I actually liked one of the lawfare AI articles recently (even though it did lean into a light fantasy scenario)... https://www.lawfaremedia.org/article/tort-law-should-be-the-centerpiece-of-ai-governance . Their main idea is that corporations should be liable for near-misses. Like if it can be shown that the corporation nearly caused a much bigger disaster, they get fined in accordance with the bigger disaster. Of course, US courts routinely fail to properly penalize (either in terms of incentives of in terms of compensation) corporations for harms they actually cause, so this seems like a distant fantasy to me.

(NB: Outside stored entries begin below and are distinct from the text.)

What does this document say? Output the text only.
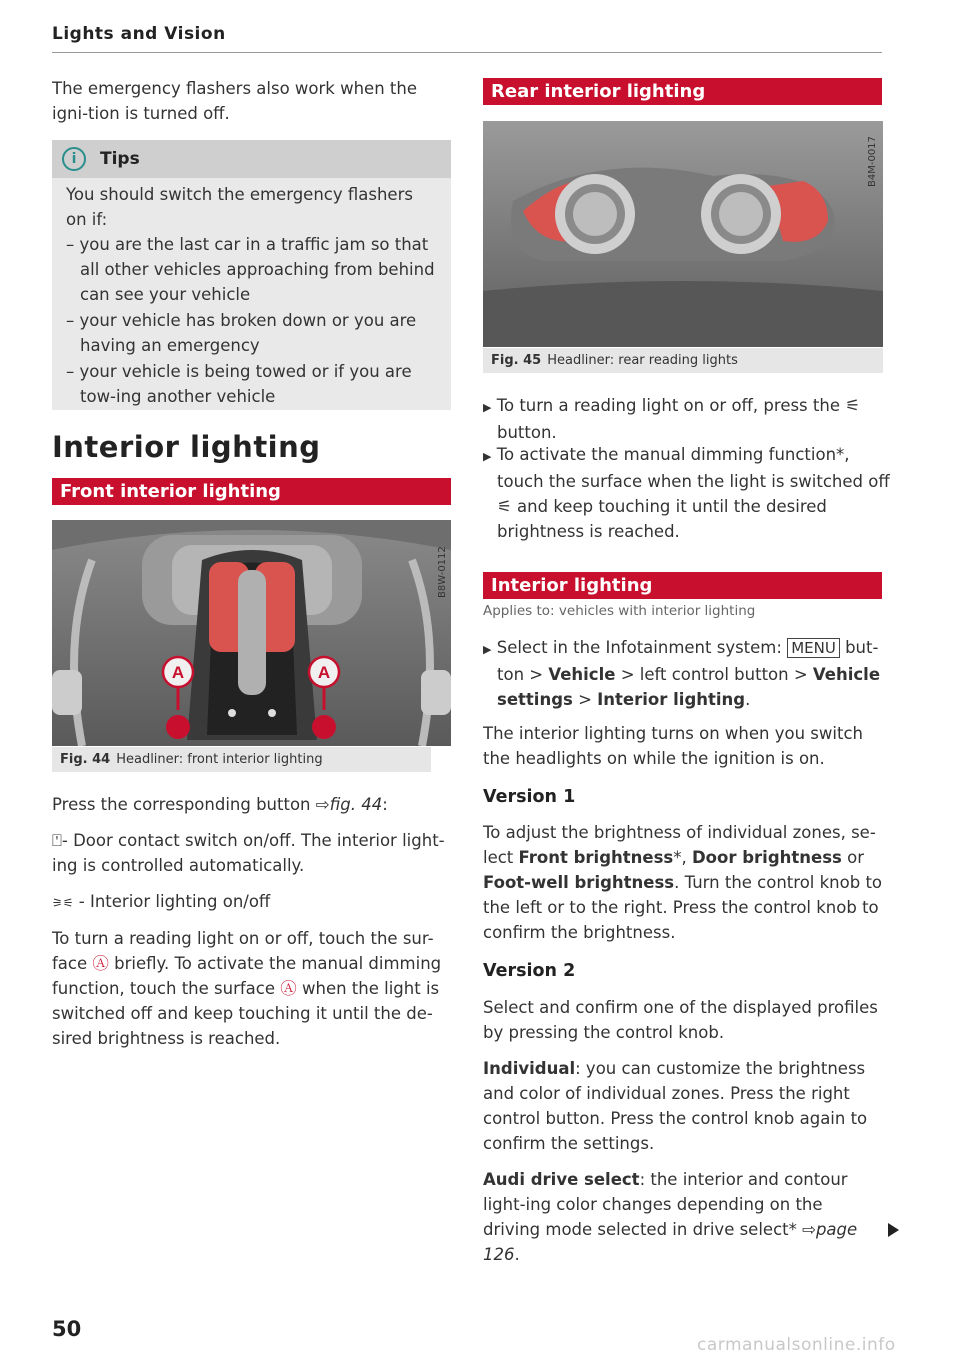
Lights and Vision

The emergency flashers also work when the igni-tion is turned off.

i	Tips

You should switch the emergency flashers on if:

– you are the last car in a traffic jam so that all other vehicles approaching from behind can see your vehicle

– your vehicle has broken down or you are having an emergency

– your vehicle is being towed or if you are tow-ing another vehicle

Interior lighting
Front interior lighting
A	A
B8W-0112
Fig. 44 Headliner: front interior lighting

Press the corresponding button ⇨fig. 44:

⍞- Door contact switch on/off. The interior light-ing is controlled automatically.

⚞⚟ - Interior lighting on/off

To turn a reading light on or off, touch the sur-face Ⓐ briefly. To activate the manual dimming function, touch the surface Ⓐ when the light is switched off and keep touching it until the de-sired brightness is reached.

50
Rear interior lighting
B4M-0017
Fig. 45 Headliner: rear reading lights

▶ To turn a reading light on or off, press the ⚟
button.

▶ To activate the manual dimming function*, touch the surface when the light is switched off ⚟ and keep touching it until the desired brightness is reached.

Interior lighting
Applies to: vehicles with interior lighting

▶ Select in the Infotainment system: MENU but-ton > Vehicle > left control button > Vehicle settings > Interior lighting.

The interior lighting turns on when you switch the headlights on while the ignition is on.

Version 1

To adjust the brightness of individual zones, se-lect Front brightness*, Door brightness or Foot-well brightness. Turn the control knob to the left or to the right. Press the control knob to confirm the brightness.

Version 2

Select and confirm one of the displayed profiles by pressing the control knob.

Individual: you can customize the brightness and color of individual zones. Press the right control button. Press the control knob again to confirm the settings.

Audi drive select: the interior and contour light-ing color changes depending on the driving mode selected in drive select* ⇨page 126.

carmanualsonline.info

AI has no initiative. It doesn’t want anything
That’s next on the roadmap though, right? AI agents?
Well... if the way corporations have tried to use ChatGPT has taught me anything, its that they'll misapply AI in any and every way that looks like it might save or make a buck. So they'll slap an API to a AI it into a script to turn it into an "agent" despite that being entirely outside the use case of spewing words. It won't actually be agentic, but I bet it could cause a disaster all the same!
Short fiction of AGI takeover is a lesswrong tradition! And some longer fics too! Are you actually looking for specific examples and/or links? Lots of them are fun, in a sci-fi short form kind of way. The goofier ones and cringer ones are definitely sneerable.